Not surprisingly, Tipler and Mosca provide the most problems at the end of the chapters, 4,500 in all. These are graded in complexity and are used to develop estimation and conceptual understanding. Common misconceptions are identified in each chapter, and the worked examples explicitly promote problem-solving skills by breaking up the problem into three stages: visualisation, steps and remarks. A summary at the end of each chapter provides relevant equations. There is much in this book to recommend it, but it is probably better suited to further rather than higher education.

By comparison, Giancoli is much closer to a conventional textbook. It is also the slimmest of the volumes, but the worked examples still provide plenty to think about. The regular worked examples act as model problems, and there are also conceptual worked examples that require the student to think. These are also used to point out common misconceptions. Order-of-magnitude worked examples help to foster the important skill of estimation, and there are more than 3,000 end-of-chapter problems ranked by difficulty.

Of the other three books, I place Knight marginally ahead, but there is very little to choose between them. There is a similar balance between text and worked examples, which are also subdivided to emphasise the problem-solving strategy, and all of them also emphasise conceptual understanding. Knight has “stop-to-think” questions that set up a situation with the student having to choose one of a number of answers. Fishbane has a “think-about-this” item that crops up in each chapter from time to time, and Serway and Jewett use marginal notes to highlight important points, as well as a “pitfall prevention” item that cautions against common misconceptions. Knight also provides an accompanying student workbook that provides problems that thoroughly test understanding.

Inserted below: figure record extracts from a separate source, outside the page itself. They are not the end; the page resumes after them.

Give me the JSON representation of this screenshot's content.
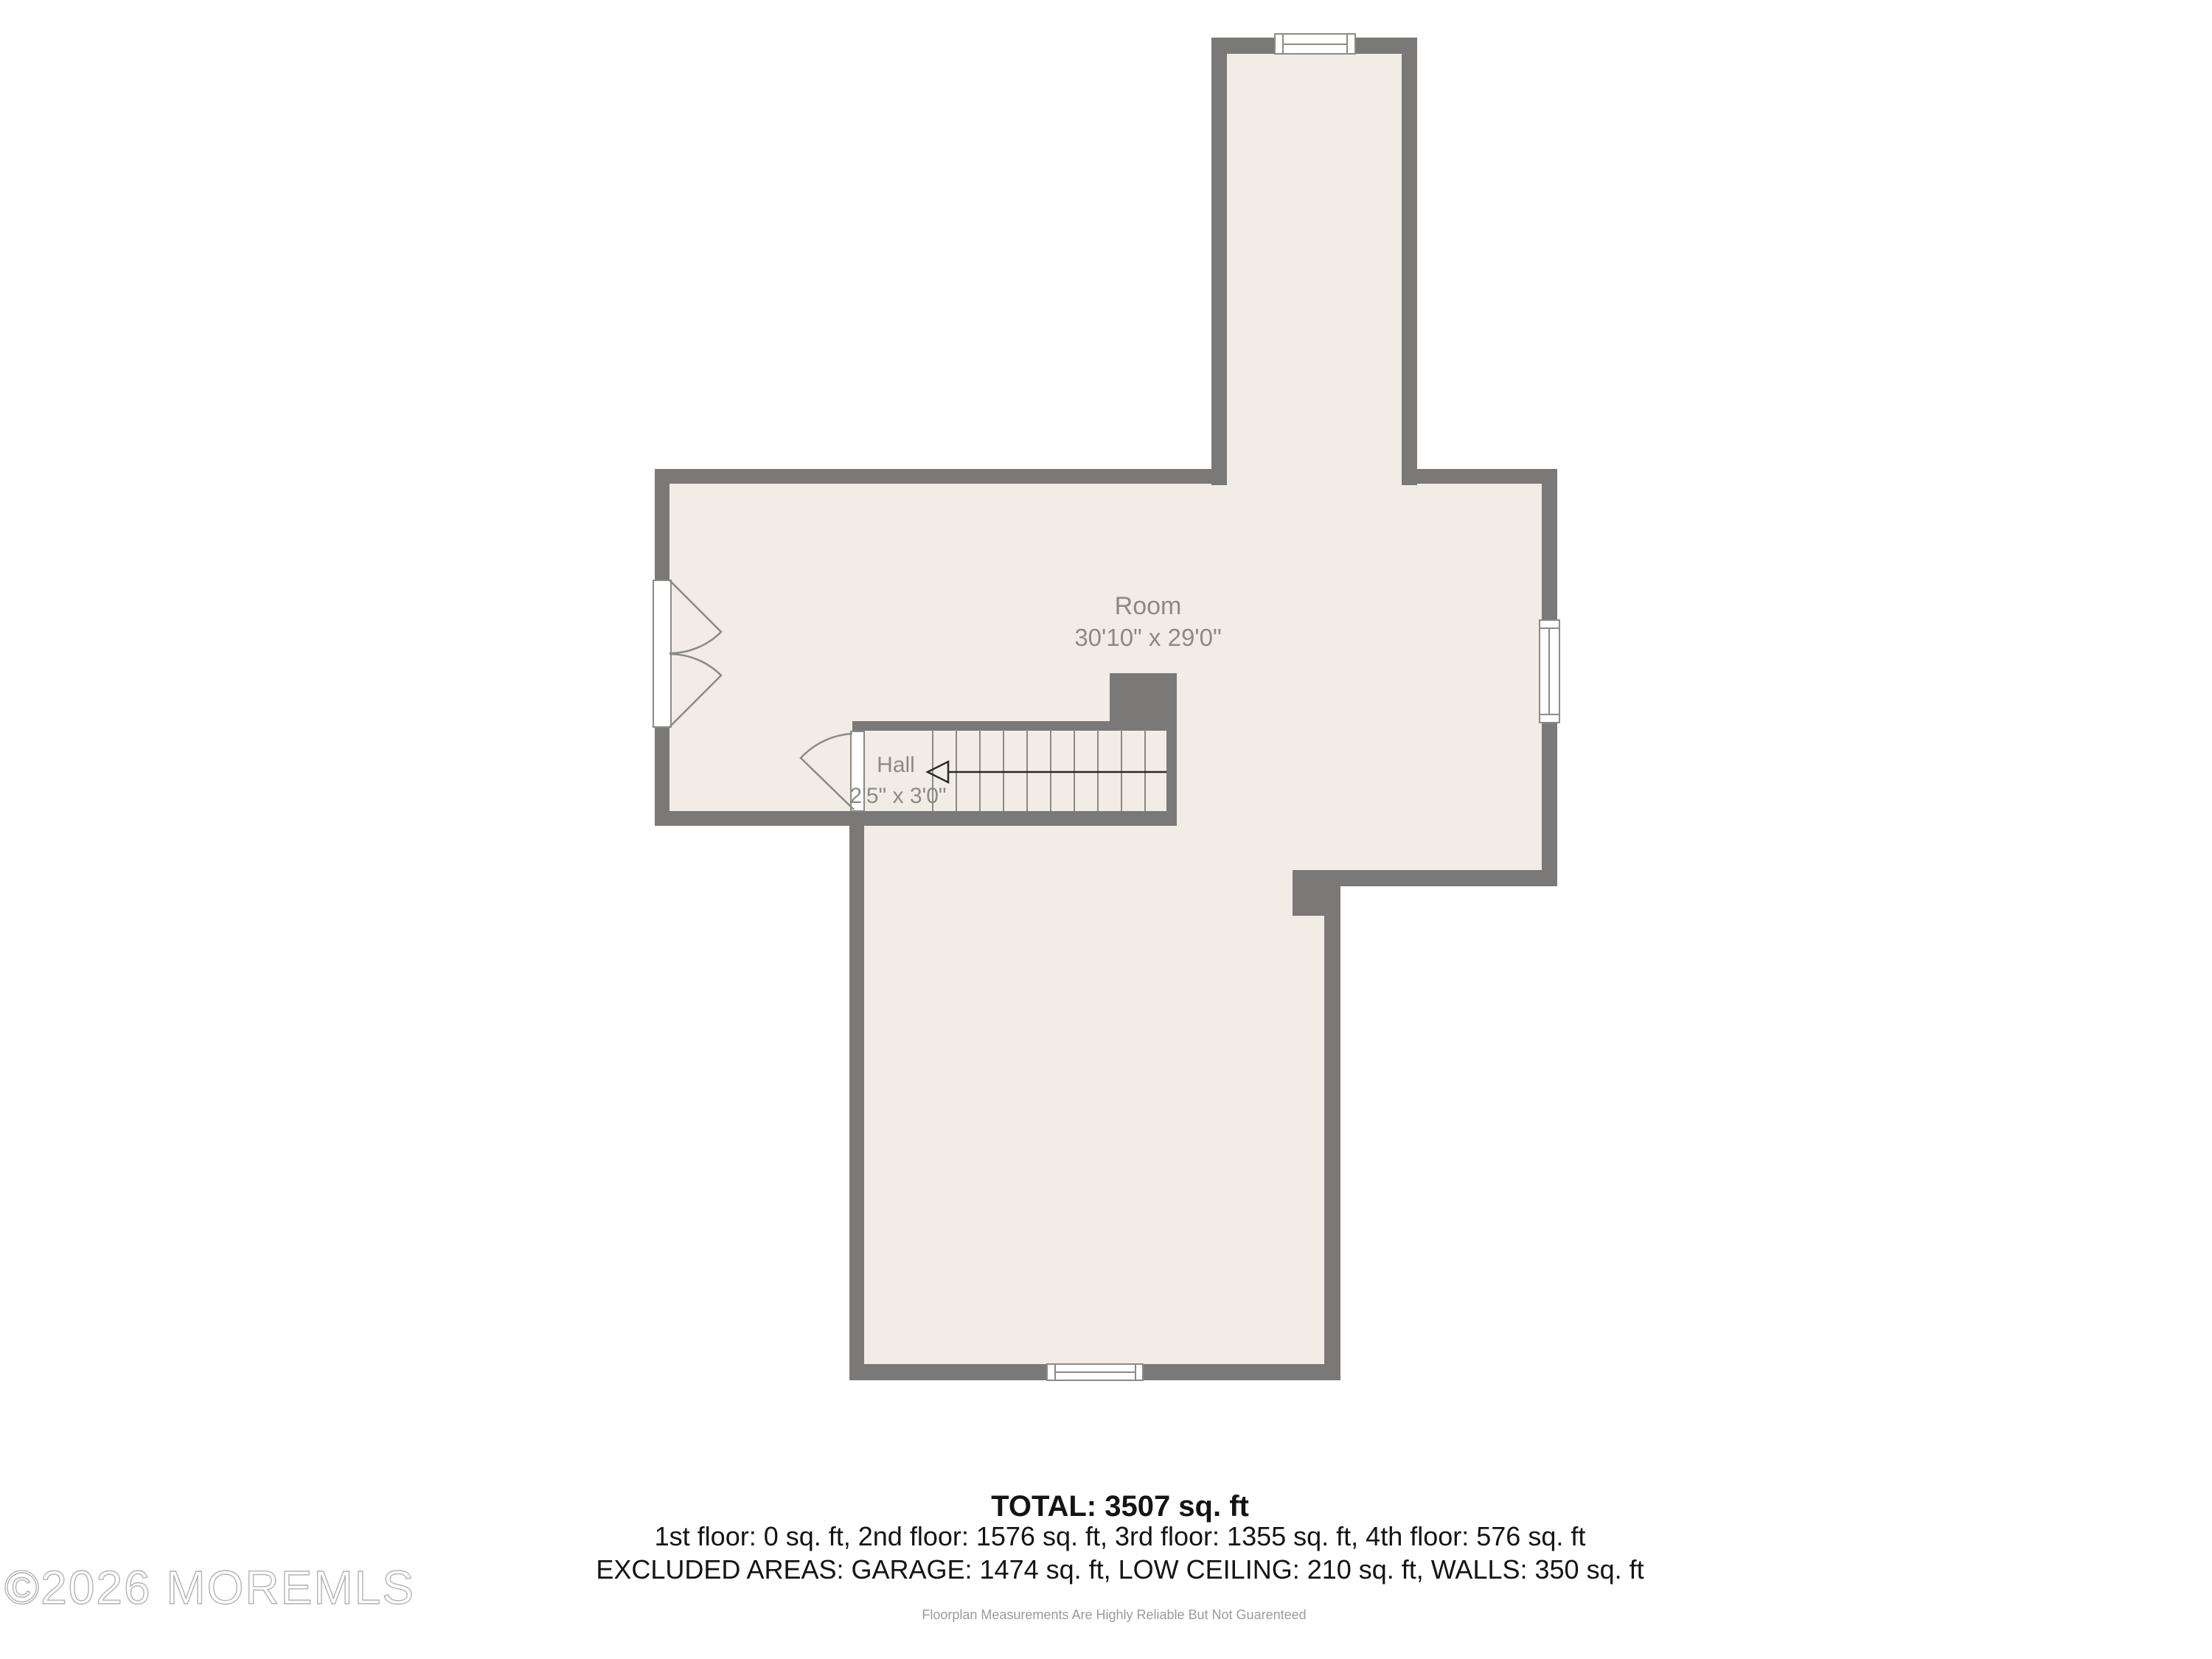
{
  "rooms": [
    {
      "name": "Room",
      "dimensions": "30'10\" x 29'0\""
    },
    {
      "name": "Hall",
      "dimensions": "2'5\" x 3'0\""
    }
  ],
  "summary": {
    "total_line": "TOTAL: 3507 sq. ft",
    "floors_line": "1st floor: 0 sq. ft, 2nd floor: 1576 sq. ft, 3rd floor: 1355 sq. ft, 4th floor: 576 sq. ft",
    "excluded_line": "EXCLUDED AREAS: GARAGE: 1474 sq. ft, LOW CEILING: 210 sq. ft, WALLS: 350 sq. ft"
  },
  "disclaimer": "Floorplan Measurements Are Highly Reliable But Not Guarenteed",
  "watermark": "©2026 MOREMLS",
  "icons": {
    "stair_arrow": "left-arrow-icon",
    "windows": [
      "top-window",
      "right-window",
      "bottom-window"
    ],
    "doors": [
      "double-french-door",
      "hall-single-door"
    ]
  },
  "colors": {
    "wall": "#7b7977",
    "floor": "#f2ece6",
    "symbol": "#8b8a86",
    "label": "#8c8a85",
    "summary": "#141414",
    "muted": "#9b9b9b",
    "watermark": "#b5b3b1",
    "arrow": "#2a2a2a",
    "bg": "#ffffff"
  }
}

I would prefer my students to read Giancoli, so if I were to make a recommendation to a physics student wanting a comprehensive text to supplement his or her studies, it would be this book. It is not just that I think it better suits the purpose, but it is also the slimmest, which is an important consideration. None of these books can be described as convenient. At 28cm by 21.5cm (24cm in the case of Tipler and Mosca’s book), with four of the five having well over 1,000 pages, these are not books that can easily be carried about, and the works by Knight and Fishbane et al both have the disadvantage of being paperbacks, which perhaps makes them less durable than the others.

Finally, I find it hard to recommend these to students from other disciplines. Chemistry students will appreciate oscillatory motion, optics and quantum and atomic physics as all being relevant to spectroscopy, and thermodynamics will be valuable. But mechanics and electricity and magnetism will probably be of little use. Biology students will not find very much of use at all, and I would expect engineers naturally to concentrate on the most relevant topics, such as mechanics for mechanical engineers, and electricity and magnetism for electronic engineers. Some of these authors argue that an engineer’s education should take in subjects such as quantum mechanics, but this is not realistic in the UK, where higher education in engineering has traditionally been very focused. I cannot imagine many non-physicists conscientiously following the worked examples and working through the problems that are both key components of these books.

David Sands is senior lecturer in physics, Hull University.